Methods: The study population was comprised of 185 children (88 males [M], 97 females [F]) aged between 6 and 12 years (mean 9.04 ± 2.41 years) referred consecutively for MoA to the Center for Childhood Headache, Clinic of Child and Adolescent Neuropsychiatry, Second University of Naples and of 203 healthy controls (95 M, 108 F) with mean age 9.16 ± 2.37 years, recruited from schools in Campania. The monthly headache frequency and the mean headache duration were assessed from daily headache diaries kept by all the children, and MoA intensity was assessed on a VAS (visual analog scale). To further evaluate their level of self-concept, all subjects filled out the Multidimensional Self-Concept Scale (MSCS).
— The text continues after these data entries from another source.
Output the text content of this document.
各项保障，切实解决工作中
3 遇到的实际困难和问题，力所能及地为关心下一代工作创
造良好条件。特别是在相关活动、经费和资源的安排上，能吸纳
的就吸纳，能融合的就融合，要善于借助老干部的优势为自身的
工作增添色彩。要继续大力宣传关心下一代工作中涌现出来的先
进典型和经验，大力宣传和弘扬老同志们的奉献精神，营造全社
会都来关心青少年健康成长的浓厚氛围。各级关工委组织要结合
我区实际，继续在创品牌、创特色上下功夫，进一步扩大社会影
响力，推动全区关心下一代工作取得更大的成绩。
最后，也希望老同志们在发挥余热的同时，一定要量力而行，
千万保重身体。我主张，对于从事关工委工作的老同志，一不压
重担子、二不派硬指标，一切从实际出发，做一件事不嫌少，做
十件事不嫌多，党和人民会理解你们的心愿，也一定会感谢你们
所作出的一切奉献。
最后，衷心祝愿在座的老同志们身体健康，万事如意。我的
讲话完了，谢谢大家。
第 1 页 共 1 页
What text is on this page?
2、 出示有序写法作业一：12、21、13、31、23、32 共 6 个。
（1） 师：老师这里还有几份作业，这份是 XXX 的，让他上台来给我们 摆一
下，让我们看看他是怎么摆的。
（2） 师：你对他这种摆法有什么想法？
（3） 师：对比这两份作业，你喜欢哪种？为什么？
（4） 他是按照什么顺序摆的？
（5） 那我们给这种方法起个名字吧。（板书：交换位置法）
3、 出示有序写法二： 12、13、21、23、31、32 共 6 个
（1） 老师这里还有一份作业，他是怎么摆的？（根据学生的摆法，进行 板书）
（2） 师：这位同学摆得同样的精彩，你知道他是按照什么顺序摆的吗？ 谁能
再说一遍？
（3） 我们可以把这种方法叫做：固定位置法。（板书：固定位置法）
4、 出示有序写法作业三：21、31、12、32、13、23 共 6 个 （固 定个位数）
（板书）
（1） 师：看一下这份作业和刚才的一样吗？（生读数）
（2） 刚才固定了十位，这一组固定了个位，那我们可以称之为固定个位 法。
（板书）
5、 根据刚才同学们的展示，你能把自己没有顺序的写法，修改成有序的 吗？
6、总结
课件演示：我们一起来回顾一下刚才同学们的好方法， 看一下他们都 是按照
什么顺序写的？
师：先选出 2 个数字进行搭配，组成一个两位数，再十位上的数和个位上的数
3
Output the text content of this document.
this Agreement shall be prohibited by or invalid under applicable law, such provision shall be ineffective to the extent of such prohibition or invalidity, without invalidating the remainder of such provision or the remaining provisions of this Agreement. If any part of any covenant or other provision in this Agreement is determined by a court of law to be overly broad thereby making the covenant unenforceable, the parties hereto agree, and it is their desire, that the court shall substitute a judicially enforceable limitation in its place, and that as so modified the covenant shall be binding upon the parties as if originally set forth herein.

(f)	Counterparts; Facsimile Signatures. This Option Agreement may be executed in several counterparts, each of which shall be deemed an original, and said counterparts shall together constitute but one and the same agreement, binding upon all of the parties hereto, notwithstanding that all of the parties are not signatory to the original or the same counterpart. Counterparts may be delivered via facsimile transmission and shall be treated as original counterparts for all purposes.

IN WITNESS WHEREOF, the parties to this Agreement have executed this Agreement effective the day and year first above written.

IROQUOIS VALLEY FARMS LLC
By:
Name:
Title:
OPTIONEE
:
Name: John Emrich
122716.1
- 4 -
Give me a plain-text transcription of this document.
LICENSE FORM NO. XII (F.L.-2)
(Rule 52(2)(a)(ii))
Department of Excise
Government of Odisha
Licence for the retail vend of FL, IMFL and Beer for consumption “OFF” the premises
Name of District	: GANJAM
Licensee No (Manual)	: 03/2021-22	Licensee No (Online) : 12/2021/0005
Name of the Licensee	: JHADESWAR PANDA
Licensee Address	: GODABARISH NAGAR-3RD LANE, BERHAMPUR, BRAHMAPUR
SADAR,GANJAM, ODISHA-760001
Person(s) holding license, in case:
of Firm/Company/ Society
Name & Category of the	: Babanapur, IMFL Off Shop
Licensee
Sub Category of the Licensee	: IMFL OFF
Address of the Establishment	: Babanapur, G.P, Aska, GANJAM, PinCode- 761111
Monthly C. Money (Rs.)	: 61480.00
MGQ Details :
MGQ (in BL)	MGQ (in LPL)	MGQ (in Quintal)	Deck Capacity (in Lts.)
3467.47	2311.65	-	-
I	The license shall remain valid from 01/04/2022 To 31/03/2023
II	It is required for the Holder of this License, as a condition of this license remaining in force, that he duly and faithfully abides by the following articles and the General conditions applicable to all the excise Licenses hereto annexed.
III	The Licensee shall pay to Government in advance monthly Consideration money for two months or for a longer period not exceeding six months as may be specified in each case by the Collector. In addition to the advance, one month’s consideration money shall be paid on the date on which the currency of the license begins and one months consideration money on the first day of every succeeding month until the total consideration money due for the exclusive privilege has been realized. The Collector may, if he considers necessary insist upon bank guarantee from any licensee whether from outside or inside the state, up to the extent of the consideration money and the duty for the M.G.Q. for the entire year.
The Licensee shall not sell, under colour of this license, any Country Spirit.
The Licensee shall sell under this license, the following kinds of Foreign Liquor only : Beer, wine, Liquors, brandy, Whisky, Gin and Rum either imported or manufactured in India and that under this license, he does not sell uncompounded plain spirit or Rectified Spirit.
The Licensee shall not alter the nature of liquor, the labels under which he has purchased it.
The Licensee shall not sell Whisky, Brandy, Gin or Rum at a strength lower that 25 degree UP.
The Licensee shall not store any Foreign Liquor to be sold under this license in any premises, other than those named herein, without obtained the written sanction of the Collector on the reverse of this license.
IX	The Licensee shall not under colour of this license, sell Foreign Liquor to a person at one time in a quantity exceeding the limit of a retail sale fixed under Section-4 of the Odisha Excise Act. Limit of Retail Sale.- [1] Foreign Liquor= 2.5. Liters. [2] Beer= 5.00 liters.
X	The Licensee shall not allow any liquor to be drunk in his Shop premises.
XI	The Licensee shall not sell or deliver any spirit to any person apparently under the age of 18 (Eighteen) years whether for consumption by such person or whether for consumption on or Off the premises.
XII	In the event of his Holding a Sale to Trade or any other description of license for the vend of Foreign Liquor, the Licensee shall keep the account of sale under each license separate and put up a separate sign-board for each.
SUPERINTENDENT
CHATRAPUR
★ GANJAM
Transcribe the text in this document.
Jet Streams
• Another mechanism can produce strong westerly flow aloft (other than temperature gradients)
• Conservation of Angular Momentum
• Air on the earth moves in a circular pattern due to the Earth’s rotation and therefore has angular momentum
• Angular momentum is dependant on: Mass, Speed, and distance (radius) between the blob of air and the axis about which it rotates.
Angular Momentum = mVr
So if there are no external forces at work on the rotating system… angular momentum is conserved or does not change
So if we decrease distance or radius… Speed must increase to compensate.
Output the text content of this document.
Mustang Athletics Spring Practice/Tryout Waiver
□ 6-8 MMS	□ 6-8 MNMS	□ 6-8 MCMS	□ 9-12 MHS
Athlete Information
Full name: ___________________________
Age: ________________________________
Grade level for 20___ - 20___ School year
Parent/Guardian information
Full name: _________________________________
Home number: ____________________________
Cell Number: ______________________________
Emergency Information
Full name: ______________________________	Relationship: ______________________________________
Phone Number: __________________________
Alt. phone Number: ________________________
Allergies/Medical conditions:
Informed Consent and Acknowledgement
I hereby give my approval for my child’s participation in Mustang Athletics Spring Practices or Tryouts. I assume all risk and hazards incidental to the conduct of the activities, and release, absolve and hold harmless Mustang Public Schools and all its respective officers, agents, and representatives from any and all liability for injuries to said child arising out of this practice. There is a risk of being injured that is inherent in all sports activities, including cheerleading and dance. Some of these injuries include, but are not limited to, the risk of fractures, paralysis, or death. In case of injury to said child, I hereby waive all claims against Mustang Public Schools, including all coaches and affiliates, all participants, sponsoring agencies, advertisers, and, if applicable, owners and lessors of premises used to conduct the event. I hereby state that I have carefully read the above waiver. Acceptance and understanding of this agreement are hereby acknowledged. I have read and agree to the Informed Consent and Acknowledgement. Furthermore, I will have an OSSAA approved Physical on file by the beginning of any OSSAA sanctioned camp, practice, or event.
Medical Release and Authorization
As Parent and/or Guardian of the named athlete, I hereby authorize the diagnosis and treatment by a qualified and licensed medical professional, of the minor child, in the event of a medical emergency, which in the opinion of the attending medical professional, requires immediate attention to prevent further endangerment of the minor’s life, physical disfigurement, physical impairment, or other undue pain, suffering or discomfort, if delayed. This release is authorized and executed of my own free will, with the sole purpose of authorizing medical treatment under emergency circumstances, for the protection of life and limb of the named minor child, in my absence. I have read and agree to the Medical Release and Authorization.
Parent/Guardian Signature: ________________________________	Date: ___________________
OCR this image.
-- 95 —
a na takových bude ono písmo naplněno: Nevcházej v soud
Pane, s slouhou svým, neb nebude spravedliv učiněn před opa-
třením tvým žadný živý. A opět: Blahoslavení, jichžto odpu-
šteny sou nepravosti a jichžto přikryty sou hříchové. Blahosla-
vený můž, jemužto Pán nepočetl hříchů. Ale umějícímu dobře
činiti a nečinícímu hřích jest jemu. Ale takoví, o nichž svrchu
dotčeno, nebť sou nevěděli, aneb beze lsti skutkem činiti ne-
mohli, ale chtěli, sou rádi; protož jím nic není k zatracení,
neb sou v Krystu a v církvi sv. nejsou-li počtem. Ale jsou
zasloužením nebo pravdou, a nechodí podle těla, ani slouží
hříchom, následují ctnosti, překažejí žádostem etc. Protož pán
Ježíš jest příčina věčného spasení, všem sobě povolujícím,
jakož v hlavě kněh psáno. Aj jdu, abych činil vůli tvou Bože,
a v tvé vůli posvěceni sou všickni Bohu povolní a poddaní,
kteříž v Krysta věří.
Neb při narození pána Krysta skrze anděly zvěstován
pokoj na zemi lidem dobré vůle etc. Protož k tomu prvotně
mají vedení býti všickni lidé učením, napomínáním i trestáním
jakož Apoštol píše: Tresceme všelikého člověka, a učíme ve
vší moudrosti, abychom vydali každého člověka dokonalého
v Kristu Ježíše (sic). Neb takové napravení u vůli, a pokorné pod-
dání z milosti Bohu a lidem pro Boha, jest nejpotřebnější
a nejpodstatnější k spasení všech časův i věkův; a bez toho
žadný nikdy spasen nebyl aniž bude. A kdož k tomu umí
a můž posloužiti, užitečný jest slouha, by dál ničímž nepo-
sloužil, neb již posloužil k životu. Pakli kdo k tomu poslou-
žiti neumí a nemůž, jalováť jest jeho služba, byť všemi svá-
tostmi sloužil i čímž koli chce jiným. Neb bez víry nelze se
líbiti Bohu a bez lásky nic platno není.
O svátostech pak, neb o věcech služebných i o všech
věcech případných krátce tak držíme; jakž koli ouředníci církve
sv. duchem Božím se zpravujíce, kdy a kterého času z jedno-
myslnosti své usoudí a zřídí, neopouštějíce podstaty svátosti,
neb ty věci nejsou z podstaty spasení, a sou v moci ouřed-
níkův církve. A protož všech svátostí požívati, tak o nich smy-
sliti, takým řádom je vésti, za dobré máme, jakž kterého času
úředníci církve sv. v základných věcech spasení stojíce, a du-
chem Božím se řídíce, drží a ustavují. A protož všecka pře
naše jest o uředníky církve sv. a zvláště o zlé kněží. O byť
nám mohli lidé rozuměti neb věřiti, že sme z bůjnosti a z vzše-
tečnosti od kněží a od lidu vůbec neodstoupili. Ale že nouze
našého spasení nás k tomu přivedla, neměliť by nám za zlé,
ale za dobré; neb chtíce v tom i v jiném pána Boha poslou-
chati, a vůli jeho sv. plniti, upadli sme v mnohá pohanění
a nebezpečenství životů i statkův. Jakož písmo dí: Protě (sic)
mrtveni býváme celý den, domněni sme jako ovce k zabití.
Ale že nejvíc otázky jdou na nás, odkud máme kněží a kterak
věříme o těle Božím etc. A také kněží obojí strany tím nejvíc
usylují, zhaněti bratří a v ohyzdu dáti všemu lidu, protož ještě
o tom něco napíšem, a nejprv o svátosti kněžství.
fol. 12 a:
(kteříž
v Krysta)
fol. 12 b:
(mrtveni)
Results: The two study groups were comparable for age (P = 0.621), sex (P = 0.960), and z-score BMI (P = 0.102). The MoA group showed a significant reduction in the MSCS total score (P < 0.001) and in the Social (P < 0.001), Affect (P < 0.001), Family (P < 0.001), and Physical (P < 0.001) domains of the MSCS compared with the control group. The Pearson's correlation analysis showed a significantly negative relationship between MoA clinical characteristics and MSCS scores, and similarly the frequency of attacks was significantly negatively related with the Social (r = −0.3176; P < 0.001), Competence (r = −0.2349; P = 0.001), Physical (r = −0.2378; P = 0.001), and total (r = −0.2825; P < 0.001) scores of the MSCS. On the other hand, the MoA duration was significantly negatively related with the Social (r = −0.1878; P = 0.01), Competence (r = −0.2270; P = 0.002), Physical (r = −0.1976; P = 0.007), and total (r = −0.1903; P = 0.009) scores of the MSCS.
Conclusion: Our study first identified differences in self-esteem levels, with an objective tool, in children affected by MoA compared with controls, suggesting the need for evaluation of self-esteem for better psychological pediatric management of children with migraine.